Abstract

We tested the hypothesis that remifentanil-nitrous oxide (N2O) anesthesia shortens postoperative emergence and recovery compared with an isoflurane-N2O-fentanyl combination in elderly patients undergoing spinal surgery. A total of 60 patients (>65 yr old) were randomly assigned to one of two groups for maintenance of anesthesia. After the induction with 3.6 ± 1.2 mg/kg IV thiopental and endotracheal intubation facilitated with 1.4 ± 0.5 mg/kg succinylcholine, patients were maintained with either 0.5%–1.5% isoflurane, 70% N2O, and up to 7 μg/kg fentanyl (iso/fent group) or 48 ± 11 μg/kg remifentanil and 70% N2O (remi group). A mini-mental status examination was used to assess cognitive ability preoperatively, at 15, 30, and 60 min after arrival at the postanesthesia care unit and again 12–24 h postoperatively. The time from the conclusion of anesthesia to spontaneous respiration was similar in both groups.
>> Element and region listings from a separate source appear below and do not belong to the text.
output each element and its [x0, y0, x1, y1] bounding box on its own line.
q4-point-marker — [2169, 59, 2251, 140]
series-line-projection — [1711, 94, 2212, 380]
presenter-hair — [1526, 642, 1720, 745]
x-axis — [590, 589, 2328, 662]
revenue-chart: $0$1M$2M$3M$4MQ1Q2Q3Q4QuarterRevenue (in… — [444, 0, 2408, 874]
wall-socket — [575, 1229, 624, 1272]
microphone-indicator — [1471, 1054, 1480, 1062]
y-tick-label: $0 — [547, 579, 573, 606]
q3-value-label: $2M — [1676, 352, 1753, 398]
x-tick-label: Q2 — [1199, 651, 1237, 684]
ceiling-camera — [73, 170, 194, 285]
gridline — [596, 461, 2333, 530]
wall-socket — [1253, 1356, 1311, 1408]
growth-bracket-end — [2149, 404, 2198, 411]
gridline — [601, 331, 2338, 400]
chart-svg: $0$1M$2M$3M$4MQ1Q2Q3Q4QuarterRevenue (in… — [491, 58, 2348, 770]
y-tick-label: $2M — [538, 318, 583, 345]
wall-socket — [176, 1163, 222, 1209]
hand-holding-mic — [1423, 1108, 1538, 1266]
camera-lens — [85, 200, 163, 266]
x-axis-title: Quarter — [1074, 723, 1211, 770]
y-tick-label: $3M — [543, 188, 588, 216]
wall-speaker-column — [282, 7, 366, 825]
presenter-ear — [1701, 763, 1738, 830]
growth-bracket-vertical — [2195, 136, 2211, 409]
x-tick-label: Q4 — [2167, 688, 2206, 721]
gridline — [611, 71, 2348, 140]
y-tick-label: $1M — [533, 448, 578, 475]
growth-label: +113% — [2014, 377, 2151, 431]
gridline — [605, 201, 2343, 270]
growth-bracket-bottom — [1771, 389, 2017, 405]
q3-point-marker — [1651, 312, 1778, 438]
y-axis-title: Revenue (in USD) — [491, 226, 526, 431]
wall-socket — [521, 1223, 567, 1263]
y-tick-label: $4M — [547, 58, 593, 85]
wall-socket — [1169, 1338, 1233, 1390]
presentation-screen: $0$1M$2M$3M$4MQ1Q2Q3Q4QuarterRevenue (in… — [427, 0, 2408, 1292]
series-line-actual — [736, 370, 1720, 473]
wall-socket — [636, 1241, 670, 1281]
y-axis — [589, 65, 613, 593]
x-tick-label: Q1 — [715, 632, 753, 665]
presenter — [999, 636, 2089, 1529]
Times to eye opening (4.8 ± 2.6 vs 2.3 ± 1.1 min), extubation (6.8 ± 3.8 vs 3.2 ± 2.1 min), and verbalization (9.9 ± 6.2 vs 3.9 ± 2.6 min) were significantly shorter for the remi group (P < 0.05). Postoperative mini-mental status examination scores were significantly lower in the iso/fent group at 15 (16.3 ± 5.8 vs 23.7 ± 3.3), 30 (20.2 ± 5.2 vs 26.3 ± 2.7), and 60 min (23.5 ± 4.4 vs 27.5 ± 2.0) (P < 0.001); however, the scores equalized after 12 h. Requirements for postoperative analgesics were similar in the two groups. More patients in the remi group were treated with antiemetics (21 vs 7, P = 0.06). Use of remifentanil-N2O for maintenance did not shorten the overall length of stay in the postanesthesia care unit; a stay is often related to multiple administrative issues, rather than cognitive recovery. Implications Maintenance of anesthesia with remifentanil-nitrous oxide (N2O), compared with isoflurane-N2O-fentanyl, can safely shorten postoperative recovery of cognitive function in a geriatric population. Earlier recovery may facilitate postoperative neurological assessment. Use of remifentanil-N2O for maintenance did not shorten the overall length of stay in the postanesthesia care unit, a stay often related to multiple administrative issues, rather than cognitive recovery.